Réussir à poser un modèle économique sera aussi une question d’intensité d’usage. Le lieu est fait de cinq grandes halles où le son circule beaucoup. Sa qualité spatiale plaît énormément pour des événements type marchés de créateurs, atypique dans la région, mais cela demande de bien organiser les usages.
Quels sont les grands chiffres en termes de fréquentation et de budget de fonctionnement ?
Les deux premières années, nous avions près de 20 000 visiteurs-usagers par saison. Une cinquantaine d’associations y ont organisé des événements dans le lieu, et nous serons à peu près sur les mêmes chiffres cette année. Une année d’exploitation chez nous, c’est autour de 130 000€ HT, incluant l’exploitation et des travaux complémentaires. Cela n’inclut pas l’ensemble des frais RH. Si une association ou une coopérative reprend, il faudra intégrer les ETP dédiés.
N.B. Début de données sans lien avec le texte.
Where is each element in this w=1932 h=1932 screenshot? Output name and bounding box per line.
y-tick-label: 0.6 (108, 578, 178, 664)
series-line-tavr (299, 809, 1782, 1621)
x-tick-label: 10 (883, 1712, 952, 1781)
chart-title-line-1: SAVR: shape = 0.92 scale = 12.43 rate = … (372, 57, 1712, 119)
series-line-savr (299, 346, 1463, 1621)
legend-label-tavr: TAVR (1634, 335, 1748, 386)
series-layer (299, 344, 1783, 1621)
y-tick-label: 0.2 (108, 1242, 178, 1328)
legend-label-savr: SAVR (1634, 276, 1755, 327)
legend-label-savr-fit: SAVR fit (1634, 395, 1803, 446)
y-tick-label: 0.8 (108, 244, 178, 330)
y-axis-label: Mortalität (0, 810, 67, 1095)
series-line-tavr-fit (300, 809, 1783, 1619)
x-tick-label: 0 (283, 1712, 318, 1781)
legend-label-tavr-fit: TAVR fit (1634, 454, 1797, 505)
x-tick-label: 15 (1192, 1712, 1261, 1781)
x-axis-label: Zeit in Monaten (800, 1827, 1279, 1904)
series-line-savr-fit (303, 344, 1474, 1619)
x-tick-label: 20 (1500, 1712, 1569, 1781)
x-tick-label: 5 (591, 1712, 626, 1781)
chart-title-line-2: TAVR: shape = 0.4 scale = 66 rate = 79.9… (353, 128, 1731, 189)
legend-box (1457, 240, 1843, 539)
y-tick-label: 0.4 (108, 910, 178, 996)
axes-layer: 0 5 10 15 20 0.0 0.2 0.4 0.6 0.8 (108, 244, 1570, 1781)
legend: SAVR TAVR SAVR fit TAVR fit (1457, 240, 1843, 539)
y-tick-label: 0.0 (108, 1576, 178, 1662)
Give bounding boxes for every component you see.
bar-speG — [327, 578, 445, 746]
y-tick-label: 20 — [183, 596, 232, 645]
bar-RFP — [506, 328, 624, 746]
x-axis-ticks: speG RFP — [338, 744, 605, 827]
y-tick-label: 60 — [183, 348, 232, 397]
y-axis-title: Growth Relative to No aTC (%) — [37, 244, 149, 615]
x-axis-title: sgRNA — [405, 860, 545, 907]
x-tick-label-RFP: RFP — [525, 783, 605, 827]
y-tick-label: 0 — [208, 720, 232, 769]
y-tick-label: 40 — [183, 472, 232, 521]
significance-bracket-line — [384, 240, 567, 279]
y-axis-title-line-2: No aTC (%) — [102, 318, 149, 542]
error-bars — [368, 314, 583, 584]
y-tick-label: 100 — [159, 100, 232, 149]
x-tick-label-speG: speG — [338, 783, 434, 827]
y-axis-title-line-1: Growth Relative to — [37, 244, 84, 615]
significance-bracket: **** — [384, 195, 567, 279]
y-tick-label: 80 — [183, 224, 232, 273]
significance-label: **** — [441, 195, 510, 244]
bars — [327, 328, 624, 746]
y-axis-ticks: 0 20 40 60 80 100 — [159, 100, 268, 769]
Quel regard porte la Ville sur Les Beaumonts aujourd’hui ?
L’équipe municipale du maire Emmanuel Denis a porté le projet. Celui-ci est aussi vice-président de la Métropole, et à ce titre, il est aussi président de la SET. La Ville ne souhaitait pas un gros équipement totem comme ailleurs, mais un lieu de vie sociale du quartier. On sent qu’ils aiment le projet tel qu’il est. Ce qui ne devait être que du test, aujourd’hui, l’idée que cela reste un espace qui se transforme un peu tout le temps, ouvert à tout un tas d’initiatives, cela leur plaît.
La ville de Tours communique sur une vision un peu moins patrimoniale, et un peu plus sur la culture des alternatives qui peuvent se développer dans l’espace public ( guinguettes, friches, etc.). Ils assument le droit à l’erreur, ce côté expérimental. Les Beaumonts incarnent aussi cela. Par contre, faire rentrer cela dans un cadre technique et le pérenniser, pour les services financiers et juridiques de la ville, c’est une nouvelle équation à résoudre.
Cet article est publié en Licence Ouverte 2.0 afin d’en favoriser l’essaimage et la mise en discussion.